Work AccomplishedThis past week, I worked on using DataBricks to run Apache Spark on a small dataset from the Kaggle competition with Alyssa. Alyssa and I worked together to walk through the DataBricks User Guide (https://docs.databricks.com/user-guide/index.html). We were able to get the small dataset loaded into DataBricks and start up a cluster to run our Spark jobs on it. We ran into some trouble, because the Community Editions of DataBricks doesn't seem to allow us to run jobs on our cluster, so we are working through this issue during this next week. There may be a way around this by using a specific type of cluster.
Weekly goal(s) - In the next week, I will be using DataBricks to run Apache Spark on a small dataset from the Kaggle competition with Alyssa by figuring out how to run jobs on a cluster in DataBricks.

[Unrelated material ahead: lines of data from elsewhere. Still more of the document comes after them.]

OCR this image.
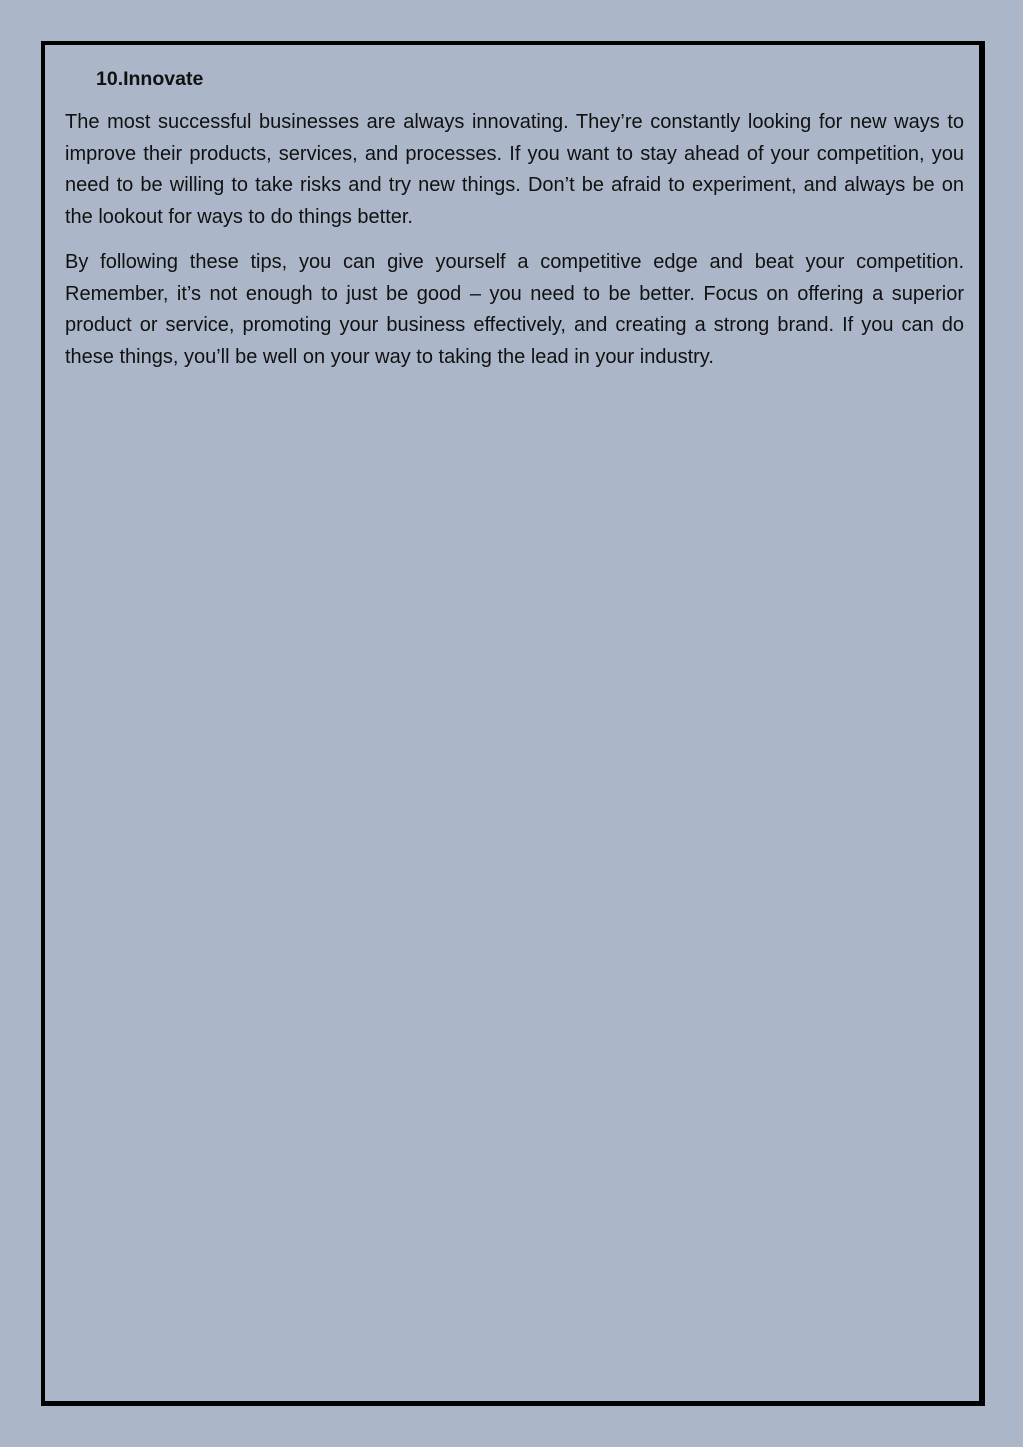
10.Innovate

The most successful businesses are always innovating. They’re constantly looking for new ways to improve their products, services, and processes. If you want to stay ahead of your competition, you need to be willing to take risks and try new things. Don’t be afraid to experiment, and always be on the lookout for ways to do things better.

By following these tips, you can give yourself a competitive edge and beat your competition. Remember, it’s not enough to just be good – you need to be better. Focus on offering a superior product or service, promoting your business effectively, and creating a strong brand. If you can do these things, you’ll be well on your way to taking the lead in your industry.
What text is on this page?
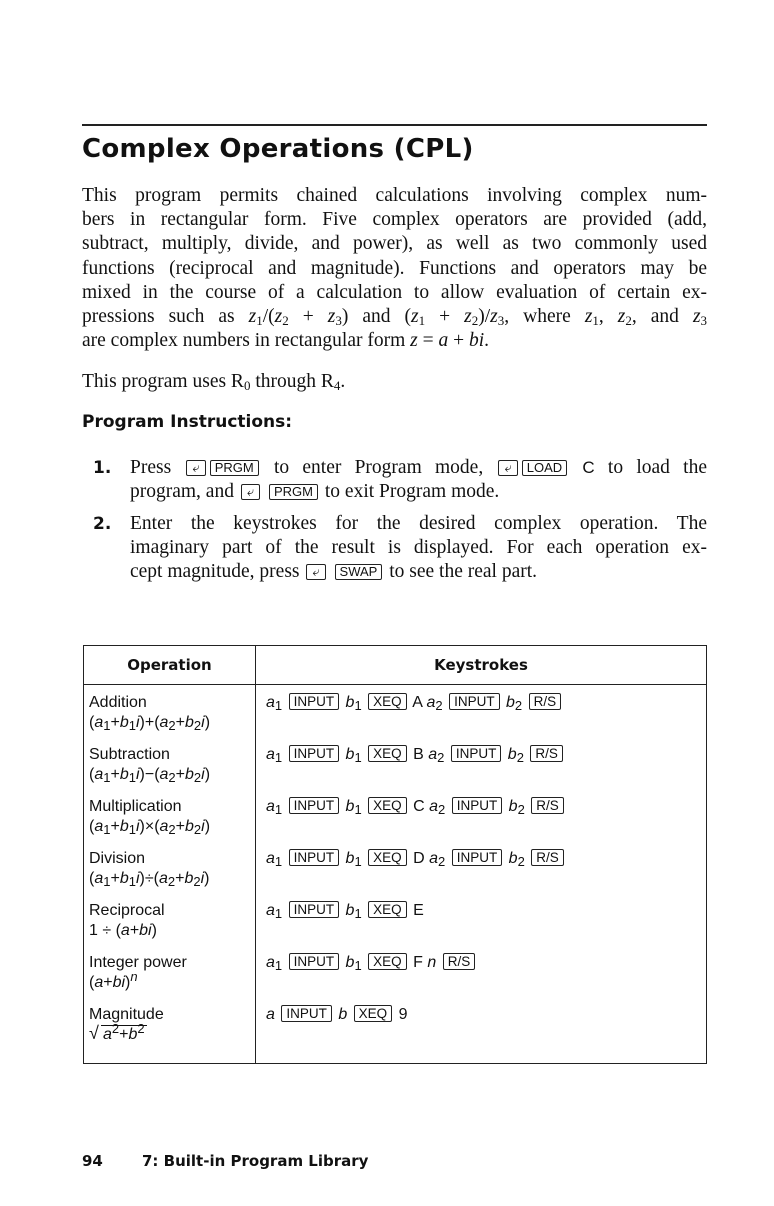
Complex Operations (CPL)
This program permits chained calculations involving complex num-
bers in rectangular form. Five complex operators are provided (add,
subtract, multiply, divide, and power), as well as two commonly used
functions (reciprocal and magnitude). Functions and operators may be
mixed in the course of a calculation to allow evaluation of certain ex-
pressions such as $z_1/(z_2 + z_3)$ and $(z_1 + z_2)/z_3$, where $z_1$, $z_2$, and $z_3$
are complex numbers in rectangular form z = a + bi.
This program uses $R_0$ through $R_4$.
Program Instructions:
1. Press ⤶ PRGM to enter Program mode, ⤶ LOAD C to load the
program, and ⤶ PRGM to exit Program mode.
2. Enter the keystrokes for the desired complex operation. The
imaginary part of the result is displayed. For each operation ex-
cept magnitude, press ⤶ SWAP to see the real part.
Operation	Keystrokes

Addition
$(a_1+b_1i)+(a_2+b_2i)$	$a_1$ INPUT $b_1$ XEQ A $a_2$ INPUT $b_2$ R/S

Subtraction
$(a_1+b_1i)-(a_2+b_2i)$	$a_1$ INPUT $b_1$ XEQ B $a_2$ INPUT $b_2$ R/S

Multiplication
$(a_1+b_1i)\times(a_2+b_2i)$	$a_1$ INPUT $b_1$ XEQ C $a_2$ INPUT $b_2$ R/S

Division
$(a_1+b_1i)\div(a_2+b_2i)$	$a_1$ INPUT $b_1$ XEQ D $a_2$ INPUT $b_2$ R/S

Reciprocal
1 ÷ (a+bi)	$a_1$ INPUT $b_1$ XEQ E

Integer power
$(a+bi)^n$	$a_1$ INPUT $b_1$ XEQ F n R/S

Magnitude
√ $a^2+b^2$	a INPUT b XEQ 9
94	7: Built-in Program Library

This will get me introduced to using DataBricks for keyword prediction, so that we may use it on our data.
Long-term goal(s) - Predict keywords by modifying the process of a propose method for keyword prediction in a Kaggle competition by incorporating eye-tracking. We will also predict keywords without eye-tracking and compare the two keyword sets generated. These keywords inform our tags, so determining them will tell us which pieces of code and/or text in a StackOverflow document are pertinent to tag selection.
- Made progress on running Spark jobs in DataBricks by loading Kaggle competition data into it and reading over a user guide.